Man kann nicht orchestrieren, was man nicht verifizieren kann. Eine kompetenzbasierte Organisation ist nur so belastbar wie die Genauigkeit der Kompetenzdaten, auf denen sie aufbaut.
Was das für Personalverantwortliche und CEOs bedeutet
Drei Zahlen aus diesem Bericht sollten Sie sich für das nächste Budgetgespräch merken:
- Ein Rückstand von 81 Punkten zwischen der Bedeutung, die Führungskräfte einer kompetenzbasierten Orchestrierung beimessen, und den tatsächlichen Fortschritten, die sie dabei machen – die größte Lücke, die Deloitte in diesem Jahr gemessen hat.
- Eine 2,4-fache Verbesserung der finanziellen Ergebnisse und sinnvolle Arbeit für Organisationen, die adaptive Orchestrierung richtig umsetzen.
- Eine 11-Prozent-Quote: So viele Manager fühlen sich mit den nötigen Daten ausgestattet, um heute tatsächlich gute Entscheidungen über den Personaleinsatz zu treffen.
Zusammengenommen ergibt sich eine einfache Geschichte: Das strategische Argument für eine Ausrichtung an Fähigkeiten statt an Stellenbezeichnungen steht nicht mehr infrage – 61% der Organisationen haben diesen Wandel im Prinzip bereits vollzogen. Was fehlt, ist die Transparenzebene: verlässliche, in Echtzeit verfügbare und überprüfbare Daten darüber, wer welche Fähigkeiten besitzt, wo die Lücken liegen und wie sie sich verändern. Solange dieses Fundament fehlt, bleibt Orchestrierung eine Idee auf einer Folie – keine Fähigkeit, mit der eine Organisation tatsächlich arbeiten kann.

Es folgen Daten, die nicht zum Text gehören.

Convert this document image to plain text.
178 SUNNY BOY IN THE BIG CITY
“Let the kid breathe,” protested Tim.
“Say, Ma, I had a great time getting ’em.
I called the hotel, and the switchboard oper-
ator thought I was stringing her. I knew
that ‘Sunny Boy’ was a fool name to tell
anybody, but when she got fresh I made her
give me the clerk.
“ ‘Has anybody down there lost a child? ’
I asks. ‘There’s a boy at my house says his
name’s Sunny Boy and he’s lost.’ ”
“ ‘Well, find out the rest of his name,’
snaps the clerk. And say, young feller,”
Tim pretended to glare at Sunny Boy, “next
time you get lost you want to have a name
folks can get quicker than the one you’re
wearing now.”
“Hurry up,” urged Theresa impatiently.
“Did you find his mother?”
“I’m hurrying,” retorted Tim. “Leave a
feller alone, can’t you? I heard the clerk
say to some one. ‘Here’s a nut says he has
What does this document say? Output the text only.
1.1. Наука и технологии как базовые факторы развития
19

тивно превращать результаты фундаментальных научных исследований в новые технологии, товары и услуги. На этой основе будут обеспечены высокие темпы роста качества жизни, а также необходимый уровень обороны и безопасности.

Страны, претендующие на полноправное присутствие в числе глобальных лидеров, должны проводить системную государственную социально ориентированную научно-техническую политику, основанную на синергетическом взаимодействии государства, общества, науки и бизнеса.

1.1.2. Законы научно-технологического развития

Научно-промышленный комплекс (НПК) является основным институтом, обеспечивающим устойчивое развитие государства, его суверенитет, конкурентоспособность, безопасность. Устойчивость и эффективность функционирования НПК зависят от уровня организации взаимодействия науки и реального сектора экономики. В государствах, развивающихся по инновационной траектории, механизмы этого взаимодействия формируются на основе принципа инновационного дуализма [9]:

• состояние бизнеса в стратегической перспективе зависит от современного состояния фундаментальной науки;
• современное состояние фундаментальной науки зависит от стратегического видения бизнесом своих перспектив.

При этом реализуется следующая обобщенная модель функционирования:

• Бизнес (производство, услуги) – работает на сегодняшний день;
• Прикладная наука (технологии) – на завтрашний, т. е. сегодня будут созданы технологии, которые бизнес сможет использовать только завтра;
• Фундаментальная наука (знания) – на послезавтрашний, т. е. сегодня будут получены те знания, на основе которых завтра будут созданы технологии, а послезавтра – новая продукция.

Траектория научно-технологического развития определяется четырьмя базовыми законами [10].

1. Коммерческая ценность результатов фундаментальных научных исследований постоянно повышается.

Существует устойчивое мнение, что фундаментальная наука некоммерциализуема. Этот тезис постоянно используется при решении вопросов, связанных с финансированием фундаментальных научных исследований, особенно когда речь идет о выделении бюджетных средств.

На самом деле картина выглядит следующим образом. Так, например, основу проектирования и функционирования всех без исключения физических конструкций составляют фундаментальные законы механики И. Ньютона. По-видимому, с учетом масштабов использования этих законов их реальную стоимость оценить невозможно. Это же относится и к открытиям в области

Für CEOs ist die Orchestrierung einer Belegschaft heute eine strategische Infrastrukturentscheidung, kein HR-Projekt. Für Personalverantwortliche ist es das stärkste Mandat seit Jahren, um dafür zu argumentieren, dass Kompetenzdaten dieselbe Sorgfalt verdienen wie Finanz- oder Kundendaten.